MySQL/MariaDB Unicode Issues

TLDR: use utf8mb4 as the character set for tables because utf8 is broken in MySQL.

Recently while attempting to load the Unihan character database into a MySQL database using Django, but I found that I was getting encoding errors. To cut a long story short, it turns out that in MySQL, the character encoding utf8 != utf8!

The long version of the story is that when creating the database, I had used the default “utf8” encoding, thinking that this would enable the full use of unicode. Unfortunately this is not the case, as in MySQL “utf8” does not fully implemnet UTF8.

The solution to this problem is to use the “utf8mb4” encoding instead.

CREATE DATABASE blog CHARACTER SET utf8mb4;

But this is not enough, you also need to inform Django to use utf8mb4 when connecting to MySQL. To do this add the following to Django database options

'OPTIONS': {'charset': 'utf8mb4'},

One more problem happened, I had set the “hanzi” field to be unique but then part way though loading in the data, the script returned a “duplicate entry” error for hanzi field (this was for the 𠀁 character). This is due to the collation settings for MySQL, which sets the rules MySQL uses for comparing characters.

The collation setting I needed is utf8mb4_bin, which compares the bytes of the character.
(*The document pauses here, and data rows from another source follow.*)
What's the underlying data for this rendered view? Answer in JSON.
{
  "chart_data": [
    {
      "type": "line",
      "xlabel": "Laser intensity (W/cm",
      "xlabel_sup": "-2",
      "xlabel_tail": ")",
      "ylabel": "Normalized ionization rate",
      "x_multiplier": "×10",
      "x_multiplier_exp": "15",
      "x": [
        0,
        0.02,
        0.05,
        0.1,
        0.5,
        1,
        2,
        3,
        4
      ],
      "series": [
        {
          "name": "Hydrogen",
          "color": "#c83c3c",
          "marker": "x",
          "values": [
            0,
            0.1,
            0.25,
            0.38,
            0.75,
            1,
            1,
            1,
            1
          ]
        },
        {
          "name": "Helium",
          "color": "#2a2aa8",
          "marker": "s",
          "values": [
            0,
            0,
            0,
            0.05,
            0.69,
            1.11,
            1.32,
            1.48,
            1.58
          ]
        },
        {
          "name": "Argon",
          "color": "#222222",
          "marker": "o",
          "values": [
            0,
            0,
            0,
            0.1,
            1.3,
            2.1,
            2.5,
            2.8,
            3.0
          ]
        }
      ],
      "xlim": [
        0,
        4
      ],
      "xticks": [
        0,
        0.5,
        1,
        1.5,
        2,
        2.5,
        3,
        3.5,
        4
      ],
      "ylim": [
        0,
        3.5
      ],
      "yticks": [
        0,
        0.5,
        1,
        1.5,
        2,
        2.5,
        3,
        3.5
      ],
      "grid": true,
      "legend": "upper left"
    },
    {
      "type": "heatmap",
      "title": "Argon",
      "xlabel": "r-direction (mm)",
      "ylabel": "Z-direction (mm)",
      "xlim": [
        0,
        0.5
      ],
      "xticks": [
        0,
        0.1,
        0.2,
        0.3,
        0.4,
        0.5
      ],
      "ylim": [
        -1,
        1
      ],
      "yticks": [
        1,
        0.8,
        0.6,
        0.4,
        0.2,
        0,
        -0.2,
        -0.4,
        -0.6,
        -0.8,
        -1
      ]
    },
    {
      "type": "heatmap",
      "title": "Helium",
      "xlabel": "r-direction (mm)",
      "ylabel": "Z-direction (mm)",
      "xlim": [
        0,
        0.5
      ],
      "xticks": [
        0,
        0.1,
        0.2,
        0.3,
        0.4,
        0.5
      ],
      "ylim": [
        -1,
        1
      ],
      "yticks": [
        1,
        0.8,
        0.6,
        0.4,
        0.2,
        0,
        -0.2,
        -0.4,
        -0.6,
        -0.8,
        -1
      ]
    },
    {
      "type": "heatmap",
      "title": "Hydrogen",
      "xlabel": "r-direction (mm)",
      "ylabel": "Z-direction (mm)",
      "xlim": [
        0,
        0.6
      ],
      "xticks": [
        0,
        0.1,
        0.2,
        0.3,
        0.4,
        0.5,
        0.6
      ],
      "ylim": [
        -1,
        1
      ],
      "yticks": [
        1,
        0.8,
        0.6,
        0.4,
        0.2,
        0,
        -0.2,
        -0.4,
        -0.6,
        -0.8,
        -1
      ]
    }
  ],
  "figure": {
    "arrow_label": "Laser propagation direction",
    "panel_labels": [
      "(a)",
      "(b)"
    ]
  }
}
I did not want to change the collation setting for the whole database, as this could break other things. So I decided to just change that column. This means I needed to create a custom migration in Django. The first step is to create an empty migration.

python3 manage.py makemigrations --empty zhongwen

Then add the following code to the list of operations to run for that migration.

migrations.RunSQL(
    'ALTER TABLE `zhongwen_hanzi` CHANGE `hanzi` `hanzi` VARCHAR(1) CHARACTER SET utf8mb4 COLLATE utf8mb4_bin NOT NULL;'
)

Then we can run the migration, and it will change the hanzi field to use utf8mb4_bin for the collation.